- Relator(a)
- Ministra Assusete Magalhães
- Órgão julgador
- Segunda Turma
- Data do julgamento
- 16/09/2014
- Data de publicação
- 23/09/2014
STJ – Acórdão, Rel. Ministra Assusete Magalhães, Segunda Turma, j. 16/09/2014, p. 23/09/2014
PREVIDENCIÁRIO. APOSENTADORIA POR INVALIDEZ. ALEGADA VIOLAÇÃO AOS ARTS. 462 DO CPC E 102 DA Lei 8.213/91. AUSÊNCIA DE PREQUESTIONAMENTO. SÚMULA 282/STF. QUALIDADE DE SEGURADO. ACÓRDÃO QUE, EM FACE DA PROVA DOS AUTOS, CONCLUIU PELA SUA INEXISTÊNCIA. REVISÃO DA CONCLUSÃO ADOTADA NA ORIGEM. IMPOSSIBILIDADE. SÚMULA 7/STJ. FUNDAMENTO DO ACÓRDÃO NÃO IMPUGNADO. SÚMULA 283/STF. AGRAVO REGIMENTAL IMPROVIDO. I. O art. 102 da Lei 8.213/91, o art. 462 do CPC e o tema relativo à manutenção da qualidade de segurado, independentemente do recolhimento de contribuições, quando o trabalhador deixa de contribuir, em razão do próprio mal incapacitante, não foram objeto de apreciação, pela Corte de origem, e a agravante não opôs Embargos de Declaração, a fim de ver suprida eventual omissão. Tendo a Instância a quo deixado de examinar, explicitamente, a matéria objeto do Especial, incide, por analogia, o enunciado 282 da Súmula do Supremo Tribunal Federal. II. O Tribunal de origem, com base na prova pericial, destacou a impossibilidade de precisar-se a data do início da incapacidade e reconheceu a perda da qualidade de segurado, convicto de que, entre a data do laudo pericial, em janeiro de 1999, e a última contribuição recolhida, em maio de 1996, decorreram mais de 12 meses, inexistindo a possibilidade de a autora valer-se das prorrogações do período de graça, estabelecidas pelo art. 15, §§ 1º e 2º, da Lei 8.213/91. Diante desse quadro, os argumentos da agravante, quanto ao surgimento da incapacidade durante o período de graça, somente poderiam ser acolhidos mediante o revolvimento dos aspectos concretos da causa, providência que resta obstada, no âmbito do Recurso Especial, pela Súmula 7 desta Corte.

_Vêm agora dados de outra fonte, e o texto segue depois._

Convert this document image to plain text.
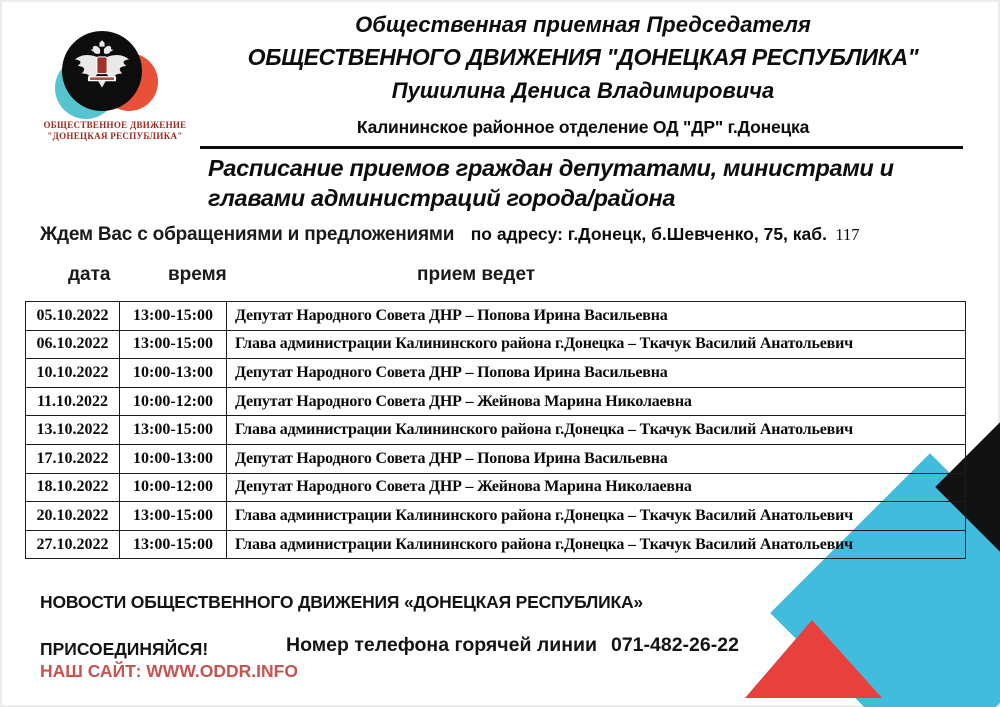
ОБЩЕСТВЕННОЕ ДВИЖЕНИЕ
"ДОНЕЦКАЯ РЕСПУБЛИКА"
Общественная приемная Председателя
ОБЩЕСТВЕННОГО ДВИЖЕНИЯ "ДОНЕЦКАЯ РЕСПУБЛИКА"
Пушилина Дениса Владимировича
Калининское районное отделение ОД "ДР" г.Донецка
Расписание приемов граждан депутатами, министрами и
главами администраций города/района
Ждем Вас с обращениями и предложениями по адресу: г.Донецк, б.Шевченко, 75, каб. 117
дата	время	прием ведет
05.10.2022	13:00-15:00	Депутат Народного Совета ДНР – Попова Ирина Васильевна
06.10.2022	13:00-15:00	Глава администрации Калининского района г.Донецка – Ткачук Василий Анатольевич
10.10.2022	10:00-13:00	Депутат Народного Совета ДНР – Попова Ирина Васильевна
11.10.2022	10:00-12:00	Депутат Народного Совета ДНР – Жейнова Марина Николаевна
13.10.2022	13:00-15:00	Глава администрации Калининского района г.Донецка – Ткачук Василий Анатольевич
17.10.2022	10:00-13:00	Депутат Народного Совета ДНР – Попова Ирина Васильевна
18.10.2022	10:00-12:00	Депутат Народного Совета ДНР – Жейнова Марина Николаевна
20.10.2022	13:00-15:00	Глава администрации Калининского района г.Донецка – Ткачук Василий Анатольевич
27.10.2022	13:00-15:00	Глава администрации Калининского района г.Донецка – Ткачук Василий Анатольевич
НОВОСТИ ОБЩЕСТВЕННОГО ДВИЖЕНИЯ «ДОНЕЦКАЯ РЕСПУБЛИКА»
ПРИСОЕДИНЯЙСЯ!	Номер телефона горячей линии 071-482-26-22
НАШ САЙТ: WWW.ODDR.INFO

III. Concluiu o Tribunal de 2º Grau, ainda, que "as contribuições recolhidas posteriormente não asseguram a percepção do benefício previdenciário, uma vez que a doença se tornaria preexistente à nova filiação à Previdência Social (artigo 42, § 2º, da Lei nº 8.213/91)". A recorrente, contudo, não infirmou tal fundamento, capaz, por si só, de manter o acórdão recorrido. Incidência da Súmula 283/STF, quanto ao ponto. IV. Agravo Regimental improvido. (AgRg no AREsp n. 410.216/SP, relatora Ministra Assusete Magalhães, Segunda Turma, julgado em 16/9/2014, DJe de 23/9/2014.)